Calhoun sat up straight, tightening his grip on the beer bottle.

“That’s right. Selling out. Gettin’ out while the gettin’s good. Or as good as it’s gonna get anyway.”

“Why?” Life as they’d known it and revered it seemed to suddenly be grinding to a halt. Maybe it had been skidding for a long time, and they’d all simply ignored it, hoping the skid would stop.

“The short answer is, she can’t take care of her property and her sick dad and her baby. Even with the housekeeper helping out. Long answer? That’s a mighty big place for one little lady to manage, and if any of us thought Mimi’s soon-to-be ex-husband was going to be a ranch man, we were destined to be disappointed. He’s a city-slick lawyer, not a cowboy. Not that I’m criticizing…”

“But you are criticizing,” Calhoun said. “Because Brian never did come home to Mimi.”

“I’m merely saying their marriage arrangement didn’t include him living here.
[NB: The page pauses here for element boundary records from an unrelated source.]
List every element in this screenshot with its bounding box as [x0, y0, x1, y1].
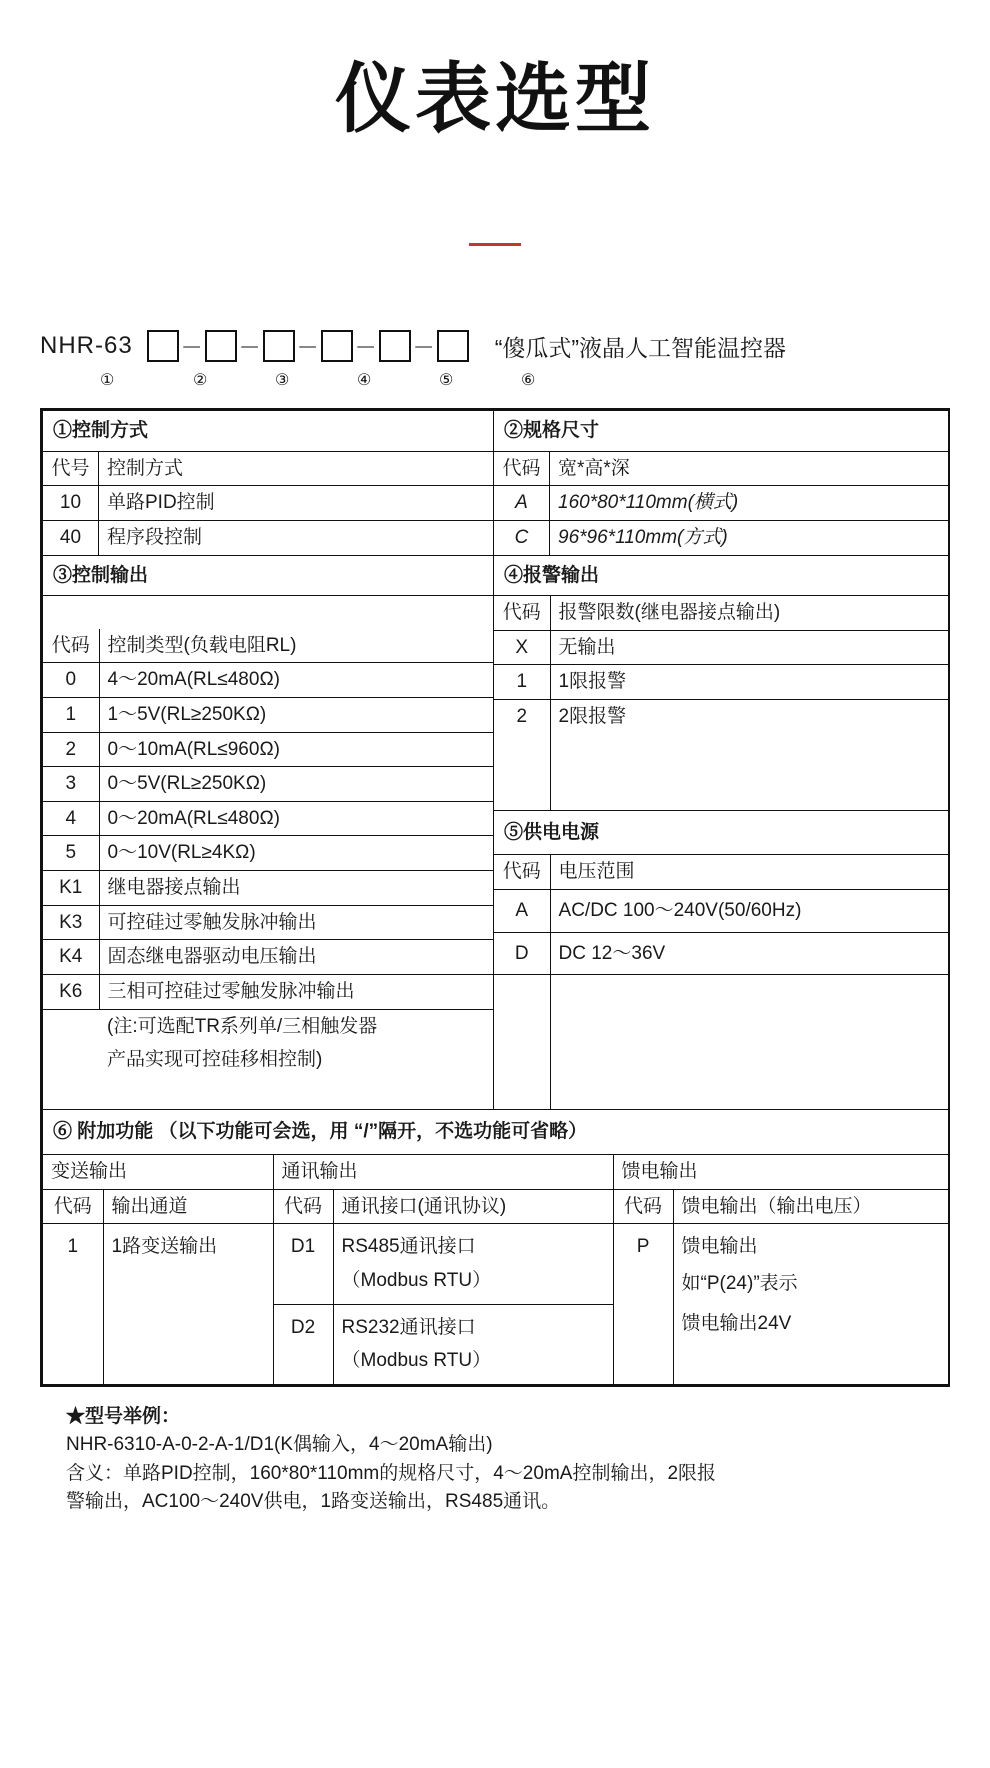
transmit-code-1: 1 [43, 1224, 103, 1384]
section-3-name-2: 0～10mA(RL≤960Ω) [99, 732, 493, 767]
transmit-name-header: 输出通道 [103, 1189, 273, 1224]
feed-name-line1: 馈电输出 [673, 1224, 948, 1264]
page-title: 仪表选型 [335, 54, 655, 143]
table-row [43, 520, 949, 555]
transmit-name-1: 1路变送输出 [103, 1224, 273, 1384]
section-2-heading: ②规格尺寸 [494, 411, 949, 452]
feed-code-header: 代码 [613, 1189, 673, 1224]
example-label: ★型号举例： [66, 1405, 181, 1427]
section-3-4-5-body [43, 596, 949, 1110]
table-row [43, 486, 949, 521]
section-5-name-header: 电压范围 [550, 855, 948, 890]
feed-name-filler [673, 1344, 948, 1384]
section-5-name-a: AC/DC 100～240V(50/60Hz) [550, 890, 948, 933]
section-1-code-40: 40 [43, 520, 99, 555]
group-title-feed: 馈电输出 [613, 1155, 948, 1189]
section-3-note-line-1: (注:可选配TR系列单/三相触发器 [99, 1009, 493, 1043]
comm-code-header: 代码 [273, 1189, 333, 1224]
section-3-code-0: 0 [43, 663, 99, 698]
section-3-column-header-row [43, 629, 493, 663]
table-row [43, 905, 493, 940]
table-row [494, 665, 948, 700]
model-marker-2: ② [193, 372, 208, 389]
model-dash-4: － [354, 334, 377, 360]
section-3-name-0: 4～20mA(RL≤480Ω) [99, 663, 493, 698]
table-row [43, 697, 493, 732]
table-row [43, 767, 493, 802]
section-5-code-a: A [494, 890, 550, 933]
section-3-code-1: 1 [43, 697, 99, 732]
section-4-column-header-row [494, 596, 948, 630]
section-3-name-k1: 继电器接点输出 [99, 871, 493, 906]
section-5-name-d: DC 12～36V [550, 932, 948, 975]
model-marker-5: ⑤ [439, 372, 454, 389]
model-marker-6: ⑥ [521, 372, 536, 389]
section-1-code-10: 10 [43, 486, 99, 521]
section-3-code-4: 4 [43, 801, 99, 836]
section-5-filler-right [550, 975, 948, 1110]
model-markers [0, 370, 990, 396]
section-1-code-header: 代号 [43, 451, 99, 486]
section-5-heading: ⑤供电电源 [494, 810, 948, 855]
section-3-table-cell [43, 596, 494, 1110]
section-4-table [494, 596, 948, 1109]
section-5-code-header: 代码 [494, 855, 550, 890]
model-dash-3: － [296, 334, 319, 360]
group-title-transmit: 变送输出 [43, 1155, 273, 1189]
model-dash-5: － [412, 334, 435, 360]
comm-name-d2-line1: RS232通讯接口 [333, 1304, 613, 1344]
section-2-code-header: 代码 [494, 451, 550, 486]
table-row [494, 630, 948, 665]
example-meaning-line-2: 警输出，AC100～240V供电，1路变送输出，RS485通讯。 [66, 1491, 561, 1513]
section-3-note-line-2: 产品实现可控硅移相控制) [107, 1049, 323, 1071]
section-6-column-header-row [43, 1189, 948, 1224]
feed-code-p: P [613, 1224, 673, 1384]
section-4-name-2: 2限报警 [550, 700, 948, 734]
transmit-code-header: 代码 [43, 1189, 103, 1224]
section-2-name-header: 宽*高*深 [550, 451, 949, 486]
section-3-table [43, 629, 493, 1077]
comm-code-d1: D1 [273, 1224, 333, 1304]
section-heading-row-1 [43, 411, 949, 452]
model-description: “傻瓜式”液晶人工智能温控器 [494, 334, 787, 361]
section-4-name-header: 报警限数(继电器接点输出) [550, 596, 948, 630]
model-marker-3: ③ [275, 372, 290, 389]
selection-table [40, 408, 950, 1387]
section-3-note-spacer-2 [43, 1043, 99, 1077]
model-marker-4: ④ [357, 372, 372, 389]
section-4-name-1: 1限报警 [550, 665, 948, 700]
model-box-3[interactable] [263, 330, 295, 362]
section-3-note-spacer-1 [43, 1009, 99, 1043]
section-5-filler-left [494, 975, 550, 1110]
section-2-name-a: 160*80*110mm(横式) [550, 486, 949, 521]
section-3-code-k3: K3 [43, 905, 99, 940]
feed-name-header: 馈电输出（输出电压） [673, 1189, 948, 1224]
section-3-note-row-2 [43, 1043, 493, 1077]
model-dash-2: － [238, 334, 261, 360]
section-3-code-5: 5 [43, 836, 99, 871]
section-4-filler-left [494, 734, 550, 811]
section-3-name-1: 1～5V(RL≥250KΩ) [99, 697, 493, 732]
table-row [43, 871, 493, 906]
section-4-code-header: 代码 [494, 596, 550, 630]
example-meaning-line-1: 含义：单路PID控制，160*80*110mm的规格尺寸，4～20mA控制输出，2限报 [66, 1462, 717, 1484]
section-1-2-column-header-row [43, 451, 949, 486]
model-box-5[interactable] [379, 330, 411, 362]
comm-name-d1-line1: RS485通讯接口 [333, 1224, 613, 1264]
section-3-code-header: 代码 [43, 629, 99, 663]
section-3-name-4: 0～20mA(RL≤480Ω) [99, 801, 493, 836]
section-4-filler-right [550, 734, 948, 811]
table-row [43, 732, 493, 767]
comm-code-d2: D2 [273, 1304, 333, 1384]
comm-name-header: 通讯接口(通讯协议) [333, 1189, 613, 1224]
feed-name-line2: 如“P(24)”表示 [673, 1264, 948, 1304]
section-6-heading-row [43, 1110, 949, 1155]
table-row [43, 801, 493, 836]
model-box-1[interactable] [147, 330, 179, 362]
section-1-heading: ①控制方式 [43, 411, 494, 452]
model-prefix: NHR-63 [40, 332, 133, 359]
model-dash-1: － [180, 334, 203, 360]
comm-name-d2-line2: （Modbus RTU） [333, 1344, 613, 1384]
section-4-code-1: 1 [494, 665, 550, 700]
section-6-group-title-row [43, 1155, 948, 1189]
title-divider [469, 243, 521, 246]
section-5-heading-row [494, 810, 948, 855]
section-3-name-header: 控制类型(负载电阻RL) [99, 629, 493, 663]
table-row [43, 1224, 948, 1264]
section-1-name-header: 控制方式 [99, 451, 494, 486]
section-3-name-k3: 可控硅过零触发脉冲输出 [99, 905, 493, 940]
section-1-name-10: 单路PID控制 [99, 486, 494, 521]
section-3-code-k4: K4 [43, 940, 99, 975]
section-heading-row-2 [43, 555, 949, 596]
table-row [43, 940, 493, 975]
section-3-code-2: 2 [43, 732, 99, 767]
model-box-4[interactable] [321, 330, 353, 362]
model-marker-1: ① [100, 372, 115, 389]
section-3-name-5: 0～10V(RL≥4KΩ) [99, 836, 493, 871]
table-row [494, 700, 948, 734]
table-row [494, 890, 948, 933]
table-row [43, 836, 493, 871]
section-2-name-c: 96*96*110mm(方式) [550, 520, 949, 555]
section-4-name-x: 无输出 [550, 630, 948, 665]
section-6-heading: ⑥ 附加功能 （以下功能可会选，用 “/”隔开，不选功能可省略） [43, 1110, 949, 1155]
section-3-name-k6: 三相可控硅过零触发脉冲输出 [99, 975, 493, 1010]
feed-name-line3: 馈电输出24V [673, 1304, 948, 1344]
section-3-name-3: 0～5V(RL≥250KΩ) [99, 767, 493, 802]
section-3-note-row-1 [43, 1009, 493, 1043]
section-2-code-c: C [494, 520, 550, 555]
section-3-name-k4: 固态继电器驱动电压输出 [99, 940, 493, 975]
table-row [43, 975, 493, 1010]
example-model: NHR-6310-A-0-2-A-1/D1(K偶输入，4～20mA输出) [66, 1434, 493, 1456]
section-4-code-x: X [494, 630, 550, 665]
section-4-5-cell [494, 596, 949, 1110]
section-6-cell [43, 1154, 949, 1384]
model-box-6[interactable] [437, 330, 469, 362]
table-row [43, 663, 493, 698]
table-row [494, 932, 948, 975]
section-3-code-k1: K1 [43, 871, 99, 906]
model-code-line [0, 324, 990, 368]
section-6-body-row [43, 1154, 949, 1384]
section-2-code-a: A [494, 486, 550, 521]
section-5-column-header-row [494, 855, 948, 890]
group-title-comm: 通讯输出 [273, 1155, 613, 1189]
comm-name-d1-line2: （Modbus RTU） [333, 1264, 613, 1304]
section-4-code-2: 2 [494, 700, 550, 734]
section-4-heading: ④报警输出 [494, 555, 949, 596]
section-3-heading: ③控制输出 [43, 555, 494, 596]
section-5-code-d: D [494, 932, 550, 975]
section-6-table [43, 1155, 948, 1384]
section-3-code-3: 3 [43, 767, 99, 802]
section-3-code-k6: K6 [43, 975, 99, 1010]
example-block [66, 1403, 950, 1517]
section-1-name-40: 程序段控制 [99, 520, 494, 555]
section-4-filler-row [494, 734, 948, 811]
section-5-filler-row [494, 975, 948, 1110]
model-box-2[interactable] [205, 330, 237, 362]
And obviously, it didn’t include her living in Austin or Houston.” He sighed. “The final nail was probably Mason’s long trip since he’d been doing most of the work over there after the sheriff took sick. But Mason was gone too long, and Mimi got overwhelmed, I guess. She’s decided to tell everybody in town officially that her father can’t resume his duties, and she’s taking them over. She figures she can do a better job of sheriffing and everything else she’s got to manage from town.”

“Yeah, I’m hearing that,” Calhoun said slowly, “but it sure is hard to swallow.” He felt terribly guilty. Sure, they’d all tried to pick up a little slack at Mimi’s place, but with the brothers marrying one by one and heading off with their new brides, Mason’s absence and Last’s paternity lawsuit, they’d been shorthanded.

He ground his teeth. “I should pack up and come home tonight.”

“Well, normally I would say hell, yeah. But it’s been a long time since I’ve heard you mention a flesh-and-blood woman, Calhoun. And you ain’t talking about painting her, either.”

“I painted her kids’ faces,” Calhoun said gruffly. “I’d like to do a portrait of them. They’re pretty cute for rodeo brats.”

“And so,” Archer said, “maybe you should ease out of there slowly tomorrow. No point in running home. I’m in no hurry to face Mason with Mimi’s news.”

“Don’t suppose she’d tell him herself.”

“Even if she did, she’d still want us around for moral support. You know, something’s not quite right with our Mimi.”

Calhoun swigged from his bottle and waved for another, though at this point, he knew the yellow genie of relaxation was not going to have her way with his tension tonight. “Do you have anything more on that hunch?”

“No. It’s just feels like something’s not right.”

“You felt this while she was unburdening her plans to you?”

“Yeah. It was the strangest thing,” Archer said. “I could tell she really didn’t want to talk to Mason. You don’t think she’s mad at him for being gone so long, do you?”

Who knew what went on in a woman’s brain? They had emotions all over them, even etched into their eyelids, so delicate that a man could pierce their feelings without even meaning to. Calhoun closed his eyes, thinking about Olivia. Olivia was one big emotion. Not in a bad way, of course. But he could tell he’d have to tread carefully with her for a long time, if he had a long time—which he didn’t—and if he was of a mind to romance her.